The consultancy has witnessed robust expansion in its operations in recent years, primarily propelled by its insurance brokerage division. Insurance perpetually remains a sought-after product, and Marsh & McLennan’s brokerage arm represents a stable source of cash flows, equipping it to endure challenging economic scenarios. The current inflationary environment, specifically, has furnished tailwinds for its insurance brokerage operations.
According to data from the Marsh Global Insurance Market Index, global commercial insurance rates have climbed for an unbroken stretch of 23 quarters. Marsh secures commissions and fees from insurers upon referring clients to them, and as insurance costs rise, so do the company’s earnings. Over the initial half of this year, the firm’s revenue derived from risk and insurance services has surged by 11%, contributing to an overall revenue uptick of 8% compared to the previous year.
CEO Dan Glaser relayed to investors that “during periods of global unsettlement, the demand for our services surges.” He additionally underscored that Marsh & McLennan has managed to enhance its earnings per share throughout every recessionary phase since 1962, solidifying its stature as a reliable investment even in the face of a possible market downturn.
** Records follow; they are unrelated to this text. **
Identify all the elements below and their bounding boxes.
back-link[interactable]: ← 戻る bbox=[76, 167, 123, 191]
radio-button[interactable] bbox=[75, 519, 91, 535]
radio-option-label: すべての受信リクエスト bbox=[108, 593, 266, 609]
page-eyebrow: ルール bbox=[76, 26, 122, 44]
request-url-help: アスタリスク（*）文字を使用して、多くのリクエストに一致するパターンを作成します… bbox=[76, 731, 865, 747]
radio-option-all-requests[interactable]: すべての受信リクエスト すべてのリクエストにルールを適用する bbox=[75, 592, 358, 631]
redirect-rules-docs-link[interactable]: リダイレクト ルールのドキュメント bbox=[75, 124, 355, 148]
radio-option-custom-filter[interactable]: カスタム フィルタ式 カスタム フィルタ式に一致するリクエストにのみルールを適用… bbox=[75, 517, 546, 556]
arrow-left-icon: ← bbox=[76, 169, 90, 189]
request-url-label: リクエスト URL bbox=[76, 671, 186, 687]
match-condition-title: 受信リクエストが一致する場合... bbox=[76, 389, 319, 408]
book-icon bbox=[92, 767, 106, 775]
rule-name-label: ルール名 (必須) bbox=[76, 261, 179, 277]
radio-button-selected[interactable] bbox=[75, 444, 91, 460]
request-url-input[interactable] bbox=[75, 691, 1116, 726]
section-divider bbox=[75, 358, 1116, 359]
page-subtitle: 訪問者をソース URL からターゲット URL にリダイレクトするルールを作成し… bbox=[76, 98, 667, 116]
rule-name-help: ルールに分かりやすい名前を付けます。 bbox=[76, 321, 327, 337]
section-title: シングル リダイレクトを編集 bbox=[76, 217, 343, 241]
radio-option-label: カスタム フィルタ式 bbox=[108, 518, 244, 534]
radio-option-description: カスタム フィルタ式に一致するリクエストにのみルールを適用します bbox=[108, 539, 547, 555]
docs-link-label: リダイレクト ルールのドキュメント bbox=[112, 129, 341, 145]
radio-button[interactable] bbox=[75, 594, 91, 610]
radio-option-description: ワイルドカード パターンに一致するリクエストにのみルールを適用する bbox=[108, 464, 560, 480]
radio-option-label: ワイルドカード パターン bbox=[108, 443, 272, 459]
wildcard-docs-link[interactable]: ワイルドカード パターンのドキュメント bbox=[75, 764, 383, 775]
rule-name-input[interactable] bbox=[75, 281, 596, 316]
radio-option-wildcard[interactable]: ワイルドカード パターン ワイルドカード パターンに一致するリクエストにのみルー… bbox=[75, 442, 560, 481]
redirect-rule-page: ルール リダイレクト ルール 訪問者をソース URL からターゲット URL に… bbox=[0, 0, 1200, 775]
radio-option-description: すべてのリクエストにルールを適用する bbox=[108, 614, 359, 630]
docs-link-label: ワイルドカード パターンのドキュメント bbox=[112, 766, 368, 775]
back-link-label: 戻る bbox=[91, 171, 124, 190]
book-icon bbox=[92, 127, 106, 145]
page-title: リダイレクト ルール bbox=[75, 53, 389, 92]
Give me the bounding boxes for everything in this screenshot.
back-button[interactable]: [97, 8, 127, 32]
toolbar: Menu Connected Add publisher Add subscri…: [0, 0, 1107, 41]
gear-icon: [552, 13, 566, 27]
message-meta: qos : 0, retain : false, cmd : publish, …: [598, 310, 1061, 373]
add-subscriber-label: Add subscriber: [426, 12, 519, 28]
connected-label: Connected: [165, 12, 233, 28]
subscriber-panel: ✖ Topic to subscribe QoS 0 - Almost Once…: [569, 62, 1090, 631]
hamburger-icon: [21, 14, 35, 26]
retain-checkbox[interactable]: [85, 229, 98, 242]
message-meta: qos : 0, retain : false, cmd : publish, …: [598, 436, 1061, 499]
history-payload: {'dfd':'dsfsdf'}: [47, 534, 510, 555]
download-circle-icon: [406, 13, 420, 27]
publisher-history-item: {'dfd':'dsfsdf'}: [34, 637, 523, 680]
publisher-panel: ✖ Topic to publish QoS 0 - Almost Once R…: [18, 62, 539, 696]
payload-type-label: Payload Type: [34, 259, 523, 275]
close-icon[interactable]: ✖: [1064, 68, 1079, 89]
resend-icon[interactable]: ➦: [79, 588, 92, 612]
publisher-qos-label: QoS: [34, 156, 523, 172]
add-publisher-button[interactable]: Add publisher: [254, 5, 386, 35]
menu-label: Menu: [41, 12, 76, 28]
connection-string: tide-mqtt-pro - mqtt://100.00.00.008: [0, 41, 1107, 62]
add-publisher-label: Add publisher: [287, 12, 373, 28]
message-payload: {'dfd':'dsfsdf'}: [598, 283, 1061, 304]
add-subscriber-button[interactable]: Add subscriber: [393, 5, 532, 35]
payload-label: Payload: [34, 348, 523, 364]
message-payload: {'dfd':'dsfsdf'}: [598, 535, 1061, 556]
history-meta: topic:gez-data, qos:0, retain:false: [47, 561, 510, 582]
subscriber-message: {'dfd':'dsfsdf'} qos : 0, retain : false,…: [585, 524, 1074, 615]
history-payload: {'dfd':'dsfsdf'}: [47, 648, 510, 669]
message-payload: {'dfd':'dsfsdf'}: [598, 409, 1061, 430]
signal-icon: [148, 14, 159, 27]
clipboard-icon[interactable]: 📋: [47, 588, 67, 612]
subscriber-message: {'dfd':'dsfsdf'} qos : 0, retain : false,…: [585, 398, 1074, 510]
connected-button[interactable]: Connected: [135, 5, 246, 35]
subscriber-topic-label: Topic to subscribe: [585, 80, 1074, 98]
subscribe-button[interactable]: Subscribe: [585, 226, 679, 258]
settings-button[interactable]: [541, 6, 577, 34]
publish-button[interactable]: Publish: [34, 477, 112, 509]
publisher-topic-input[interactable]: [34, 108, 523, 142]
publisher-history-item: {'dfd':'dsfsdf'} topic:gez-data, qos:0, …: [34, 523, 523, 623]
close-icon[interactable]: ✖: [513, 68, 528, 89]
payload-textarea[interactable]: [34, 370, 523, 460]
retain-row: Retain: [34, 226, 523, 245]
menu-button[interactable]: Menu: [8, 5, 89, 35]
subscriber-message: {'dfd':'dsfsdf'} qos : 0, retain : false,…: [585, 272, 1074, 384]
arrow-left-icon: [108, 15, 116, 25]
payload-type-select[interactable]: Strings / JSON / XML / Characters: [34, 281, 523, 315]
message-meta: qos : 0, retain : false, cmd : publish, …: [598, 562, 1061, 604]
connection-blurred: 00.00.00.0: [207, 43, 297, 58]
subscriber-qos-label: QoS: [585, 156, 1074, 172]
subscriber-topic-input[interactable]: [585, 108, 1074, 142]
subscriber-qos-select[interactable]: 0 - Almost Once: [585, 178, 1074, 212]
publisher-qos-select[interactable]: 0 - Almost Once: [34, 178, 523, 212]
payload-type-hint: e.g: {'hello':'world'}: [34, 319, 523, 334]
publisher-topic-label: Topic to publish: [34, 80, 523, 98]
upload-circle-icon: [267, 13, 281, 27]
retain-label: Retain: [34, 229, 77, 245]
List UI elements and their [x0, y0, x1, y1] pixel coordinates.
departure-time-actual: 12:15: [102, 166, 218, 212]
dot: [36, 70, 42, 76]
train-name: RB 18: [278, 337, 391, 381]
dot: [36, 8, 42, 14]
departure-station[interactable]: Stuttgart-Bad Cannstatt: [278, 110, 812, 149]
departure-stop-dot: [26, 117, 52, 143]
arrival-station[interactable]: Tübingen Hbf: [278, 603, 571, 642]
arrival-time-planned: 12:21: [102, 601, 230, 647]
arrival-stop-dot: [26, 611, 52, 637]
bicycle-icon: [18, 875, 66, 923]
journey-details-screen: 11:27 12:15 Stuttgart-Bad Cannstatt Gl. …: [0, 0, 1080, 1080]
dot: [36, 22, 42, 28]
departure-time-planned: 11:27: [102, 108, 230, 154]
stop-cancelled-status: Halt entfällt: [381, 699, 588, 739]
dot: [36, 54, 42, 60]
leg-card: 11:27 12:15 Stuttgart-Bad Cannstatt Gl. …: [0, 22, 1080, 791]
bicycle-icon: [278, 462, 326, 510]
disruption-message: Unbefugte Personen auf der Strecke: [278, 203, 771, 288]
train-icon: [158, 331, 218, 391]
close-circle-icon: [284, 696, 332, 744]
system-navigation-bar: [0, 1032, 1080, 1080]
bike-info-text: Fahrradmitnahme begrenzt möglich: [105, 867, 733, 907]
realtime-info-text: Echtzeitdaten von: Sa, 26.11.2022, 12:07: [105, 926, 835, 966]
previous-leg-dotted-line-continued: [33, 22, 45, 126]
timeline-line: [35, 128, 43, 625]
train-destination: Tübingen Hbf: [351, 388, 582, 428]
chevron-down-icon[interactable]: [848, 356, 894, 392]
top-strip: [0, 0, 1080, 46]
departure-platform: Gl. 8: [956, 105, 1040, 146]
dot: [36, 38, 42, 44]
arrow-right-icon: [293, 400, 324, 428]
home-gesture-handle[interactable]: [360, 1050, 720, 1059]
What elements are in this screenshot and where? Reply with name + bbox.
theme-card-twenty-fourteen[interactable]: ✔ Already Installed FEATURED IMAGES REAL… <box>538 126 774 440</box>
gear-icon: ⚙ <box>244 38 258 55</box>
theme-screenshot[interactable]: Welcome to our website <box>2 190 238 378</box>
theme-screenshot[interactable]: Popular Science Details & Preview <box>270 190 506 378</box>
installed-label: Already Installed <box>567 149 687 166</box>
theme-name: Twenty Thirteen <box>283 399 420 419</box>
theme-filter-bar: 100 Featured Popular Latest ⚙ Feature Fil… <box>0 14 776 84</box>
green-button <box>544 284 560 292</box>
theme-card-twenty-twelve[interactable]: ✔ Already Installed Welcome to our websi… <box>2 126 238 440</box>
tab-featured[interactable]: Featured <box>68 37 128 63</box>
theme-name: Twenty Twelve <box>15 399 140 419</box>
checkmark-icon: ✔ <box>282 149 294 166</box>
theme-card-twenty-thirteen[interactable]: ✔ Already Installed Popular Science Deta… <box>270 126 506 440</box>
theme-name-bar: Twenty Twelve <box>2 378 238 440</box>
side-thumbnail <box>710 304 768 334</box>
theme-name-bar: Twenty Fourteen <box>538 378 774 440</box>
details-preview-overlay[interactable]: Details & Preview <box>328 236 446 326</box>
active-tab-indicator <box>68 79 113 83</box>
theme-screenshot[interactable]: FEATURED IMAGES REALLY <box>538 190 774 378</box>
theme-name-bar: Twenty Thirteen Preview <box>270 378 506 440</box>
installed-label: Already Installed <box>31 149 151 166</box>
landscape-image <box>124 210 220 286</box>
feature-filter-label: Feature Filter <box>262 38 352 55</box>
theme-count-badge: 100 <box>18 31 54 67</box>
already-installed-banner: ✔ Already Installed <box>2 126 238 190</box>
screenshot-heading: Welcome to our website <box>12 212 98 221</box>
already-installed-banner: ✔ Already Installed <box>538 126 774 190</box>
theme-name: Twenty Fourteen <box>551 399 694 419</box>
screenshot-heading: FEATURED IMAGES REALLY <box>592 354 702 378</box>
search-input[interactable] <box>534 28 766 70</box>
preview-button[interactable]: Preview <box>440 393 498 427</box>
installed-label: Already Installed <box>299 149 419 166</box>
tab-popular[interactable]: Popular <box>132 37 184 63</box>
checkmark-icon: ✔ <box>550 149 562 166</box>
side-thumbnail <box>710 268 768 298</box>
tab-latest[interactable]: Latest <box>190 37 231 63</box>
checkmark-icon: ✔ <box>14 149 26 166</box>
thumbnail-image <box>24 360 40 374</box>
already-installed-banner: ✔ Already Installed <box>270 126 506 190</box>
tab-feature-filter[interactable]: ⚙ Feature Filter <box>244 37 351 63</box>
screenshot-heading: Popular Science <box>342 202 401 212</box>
Instances of market crashes tend to coincide with periods of economic fragility. Interestingly, it’s precisely during these episodes of economic vulnerability that a company like Walmart flourishes.
As the world’s largest retailer, Walmart has cemented its position through a business model centered around offering consumer goods at economical prices. This positioning renders it a preferred destination for shoppers when budget constraints tighten. The company also operates Sam’s Club, an exclusive warehouse concept akin to competitors Costco and BJ’s Wholesale Club. Notably, in the previous year, customers turned to Walmart seeking cost-saving options amidst one of the most pronounced inflationary phases since the 1980s. Over that period, Walmart recorded a 7% surge in comparable sales, with Sam’s Club experiencing an even more substantial growth of 14.6%.
Even within today’s economic landscape, characterized by mixed signals emanating from consumer spending patterns, Walmart remains robust. In its latest earnings report, the company registered substantial expansion, notably driven by grocery and pharmacy segments. Concurrently, there was a decline in general merchandise sales. The trend underscores people’s prioritization of essential purchases, a phenomenon that has negatively impacted some rivals such as Target. Target, heavily reliant on discretionary spending for its growth, revised its earnings outlook for the year downwards, while Walmart chose to elevate its guidance.
With its extensive array of budget-friendly product offerings, Walmart consistently emerges as the favored choice for cost-conscious consumers. Consequently, in the event of a market crash, Walmart once again asserts its status as a dependable stock choice, one that can help navigate the turbulence associated with market volatility.